16/18 genotyping in triage of persistent human papillomavirus infections with negative cytology in the English cervical screening pilot
Menée en Angleterre auprès de 127 238 femmes participant à un programme de dépistage du cancer du col de l'utérus et auprès de trois laboratoires d'analyses, cette étude évalue l'effet de protocoles de sélection, comportant la recherche des papillomavirus humains de type 16 et 18 dès la première session de dépistage et un rappel 12 ou 24 mois plus tard en cas de test positif et d'analyse cytologique négative, sur le taux de colposcopies réalisées et le taux de lésions cervicales CIN2+ détectées
Background : In the English pilot of primary cervical screening with high-risk human papillomavirus (HR-HPV), we exploited natural viral clearance over 24 months to minimise unnecessary referral of HR-HPV+ women with negative cytology. Three laboratories were permitted to use 16/18 genotyping to select women for referral at 12-month recall. We estimated the clinical impact of this early genotyping referral.
Methods : The observed numbers of women referred to colposcopy and with detected high-grade cervical intraepithelial neoplasia (CIN2+), and of women who did not attend early recall in the three laboratories were compared with those estimated to represent a situation without an early genotyping referral. The 95% confidence intervals (CI) for the differences between the protocols were calculated by using a parametric bootstrap.

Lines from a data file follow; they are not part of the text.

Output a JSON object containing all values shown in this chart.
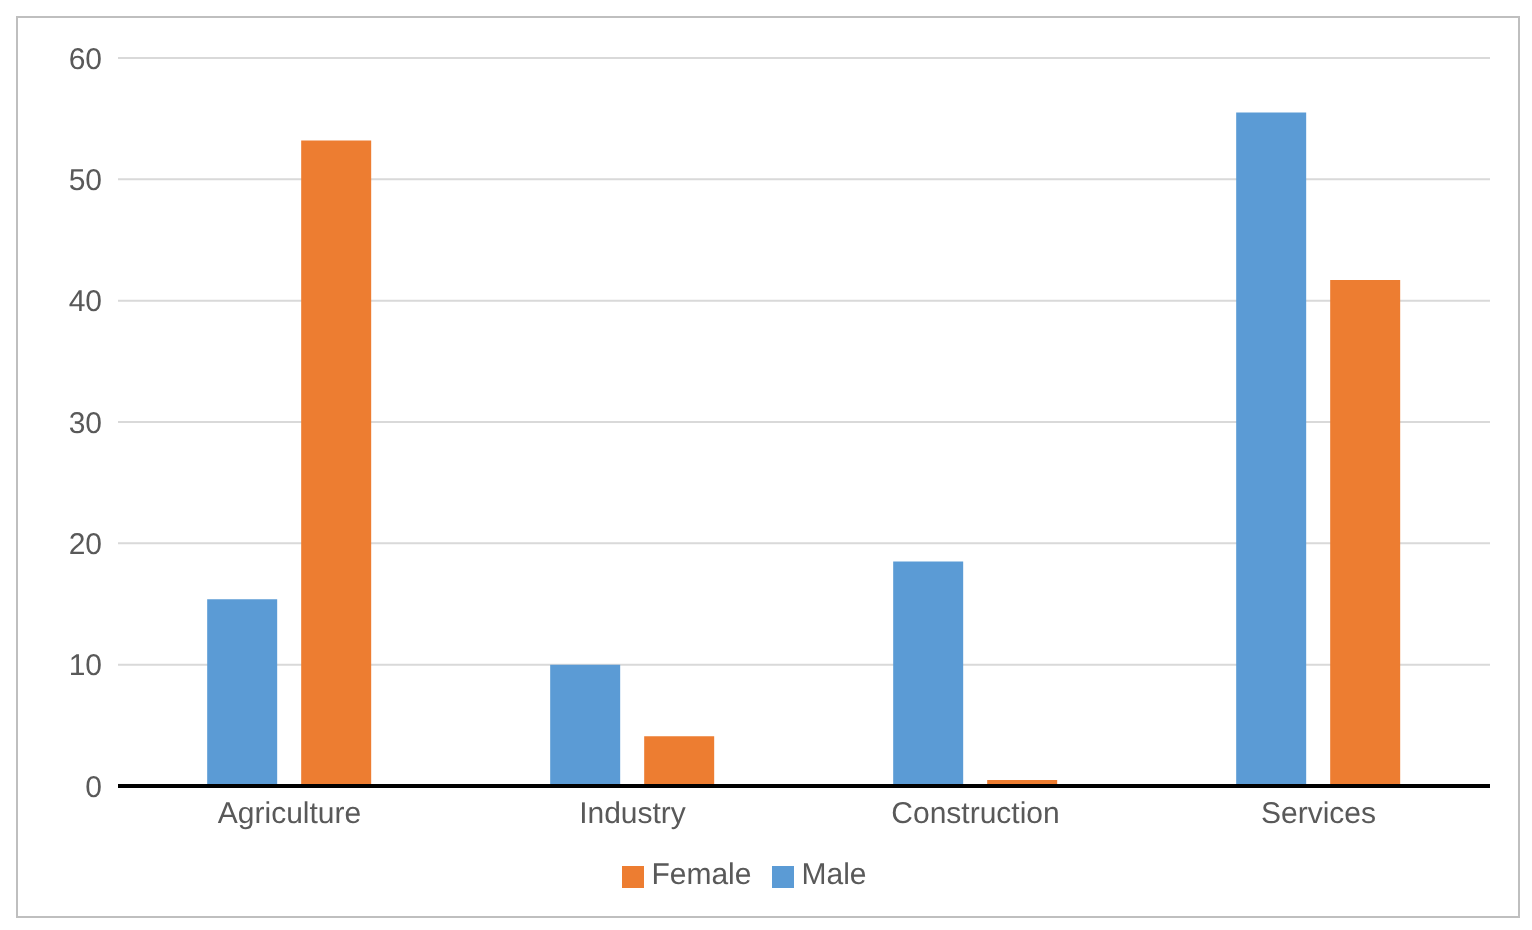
{
  "chart_data": {
    "type": "bar",
    "categories": [
      "Agriculture",
      "Industry",
      "Construction",
      "Services"
    ],
    "series": [
      {
        "name": "Male",
        "color": "#5b9bd5",
        "values": [
          15.4,
          10,
          18.5,
          55.5
        ]
      },
      {
        "name": "Female",
        "color": "#ed7d31",
        "values": [
          53.2,
          4.1,
          0.5,
          41.7
        ]
      }
    ],
    "ylim": [
      0,
      60
    ],
    "yticks": [
      0,
      10,
      20,
      30,
      40,
      50,
      60
    ],
    "grid": "y",
    "legend": "bottom"
  }
}
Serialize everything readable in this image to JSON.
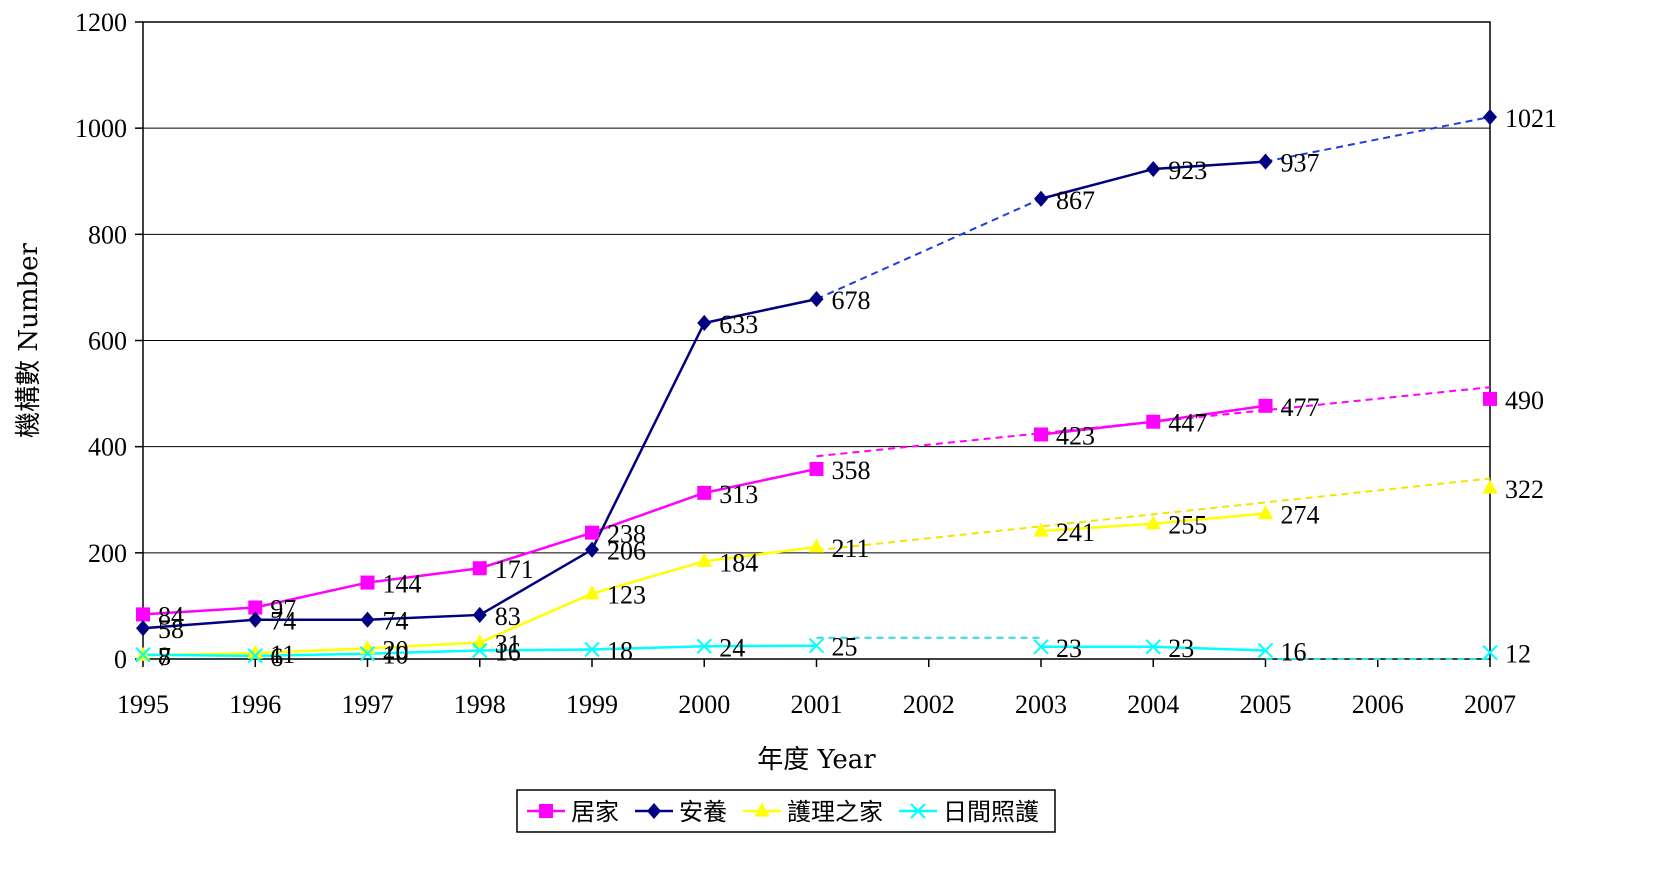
{
  "chart_data": {
    "type": "line",
    "xlabel": "年度 Year",
    "ylabel": "機構數 Number",
    "ylim": [
      0,
      1200
    ],
    "yticks": [
      "0",
      "200",
      "400",
      "600",
      "800",
      "1000",
      "1200"
    ],
    "categories": [
      "1995",
      "1996",
      "1997",
      "1998",
      "1999",
      "2000",
      "2001",
      "2002",
      "2003",
      "2004",
      "2005",
      "2006",
      "2007"
    ],
    "grid": true,
    "legend_position": "bottom",
    "series": [
      {
        "name": "居家",
        "color": "#ff00ff",
        "marker": "square",
        "values": [
          84,
          97,
          144,
          171,
          238,
          313,
          358,
          null,
          423,
          447,
          477,
          null,
          490
        ],
        "labels": [
          "84",
          "97",
          "144",
          "171",
          "238",
          "313",
          "358",
          "",
          "423",
          "447",
          "477",
          "",
          "490"
        ],
        "trend": [
          {
            "x": [
              6,
              12
            ],
            "y": [
              382,
              512
            ]
          }
        ]
      },
      {
        "name": "安養",
        "color": "#000080",
        "trend_color": "#1f3fdc",
        "marker": "diamond",
        "values": [
          58,
          74,
          74,
          83,
          206,
          633,
          678,
          null,
          867,
          923,
          937,
          null,
          1021
        ],
        "labels": [
          "58",
          "74",
          "74",
          "83",
          "206",
          "633",
          "678",
          "",
          "867",
          "923",
          "937",
          "",
          "1021"
        ],
        "trend": [
          {
            "x": [
              6,
              8
            ],
            "y": [
              678,
              867
            ]
          },
          {
            "x": [
              10,
              12
            ],
            "y": [
              937,
              1021
            ]
          }
        ]
      },
      {
        "name": "護理之家",
        "color": "#ffff00",
        "trend_color": "#f2e600",
        "marker": "triangle",
        "values": [
          7,
          11,
          20,
          31,
          123,
          184,
          211,
          null,
          241,
          255,
          274,
          null,
          322
        ],
        "labels": [
          "7",
          "11",
          "20",
          "31",
          "123",
          "184",
          "211",
          "",
          "241",
          "255",
          "274",
          "",
          "322"
        ],
        "trend": [
          {
            "x": [
              6,
              12
            ],
            "y": [
              205,
              340
            ]
          }
        ]
      },
      {
        "name": "日間照護",
        "color": "#00ffff",
        "trend_color": "#33d6e6",
        "marker": "x",
        "values": [
          8,
          6,
          10,
          16,
          18,
          24,
          25,
          null,
          23,
          23,
          16,
          null,
          12
        ],
        "labels": [
          "8",
          "6",
          "10",
          "16",
          "18",
          "24",
          "25",
          "",
          "23",
          "23",
          "16",
          "",
          "12"
        ],
        "trend": [
          {
            "x": [
              6,
              8
            ],
            "y": [
              40,
              40
            ]
          },
          {
            "x": [
              10,
              12
            ],
            "y": [
              0,
              0
            ]
          }
        ]
      }
    ]
  }
}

Results : Amongst 127,238 screened women, 16,097 (13%) had HR-HPV infections. The genotyping protocol required 5.9% (95% CI: 4.4–7.7) additional colposcopies and led to a detection of 1.2% additional CIN2+ (95% CI: 0.6–2.0), while 2.3% (95% CI: 2.1–2.5) fewer HR-HPV+/cytology− women did not attend the early recall compared with the non-genotyping protocol.
Conclusions : In a screening programme with high quality of triage cytology and high adherence to early recall,16/18 genotyping of persistent HPV infections does not substantially increase CIN2+ detection.